- Theatrical release poster
- Directed by: Robert Wise
- Written by: Earl Felton
- Screenplay by: Lawrence Kimble
- Produced by: Martin Mooney
- Starring: Tom Conway Martha O'Driscoll June Clayworth
- Cinematography: Frank Redman
- Edited by: Robert Swink
- Music by: Paul Sawtell
- Production company: RKO Radio Pictures
- Distributed by: RKO Radio Pictures
- Release dates: November 15, 1946 (Premiere-New York City); November 20, 1946 (U.S.);
- Running time: 60 minutes
- Country: United States
- Language: English

= Criminal Court (film) =

1946 film by Robert Wise

Criminal Court is a 1946 American crime drama film directed by Robert Wise and starring Tom Conway, Martha O'Driscoll and June Clayworth. It was produced and distributed by RKO Pictures.
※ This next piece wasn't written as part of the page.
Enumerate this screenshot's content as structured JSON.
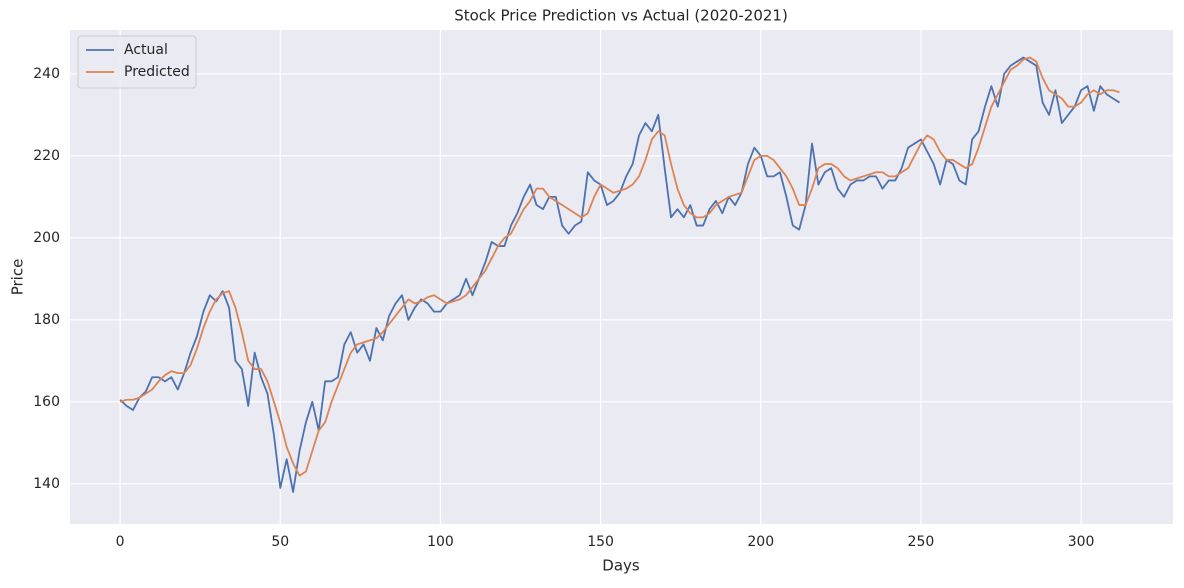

Wise, who made the movie while under contract to RKO, called it "kind of nothing."

==Plot==
Hotshot lawyer Steve Barnes is a candidate to be district attorney. His girlfriend Georgia Gale has a job singing for nightclub owner Vic Wright, a gangster who works for the mob boss, Marquette.

Steve has film footage of Vic and brother Frankie committing crimes. He rejects a $50,000 bribe made in the form of a campaign donation. Joan, his secretary, spies on Steve for the gangster. She witnesses a struggle for a gun and sees Vic accidentally shot dead.

Georgia is seen leaving the scene and is charged with murder. Marquette will have his stooge Joe West give false testimony to convict her unless Steve plays ball.

Steve realizes just in time that Joan is involved and calls her to the stand. West tries to shoot her, but is overcome. Joan tells what really happened and Georgia goes free.

==Cast==
- Tom Conway as Steve Barnes
- Martha O'Driscoll as Georgia Gale
- June Clayworth as Joan Mason
- Robert Armstrong as Vic Wright
- Addison Richards as District Attorney Gordon
- Pat Gleason as Joe West
- Steve Brodie as Frankie Wright
- Robert Warwick as Marquette
- Phil Warren as Bill Brannegan
- Joe Devlin as Brownie
- Lee Bonnell as Gil Lambert
- Robert Clarke as Dance Director

==Production==
Filming took place in March 1946.

==Reception==
Variety called it a "neat courtroom melodrama" with "excellent pace".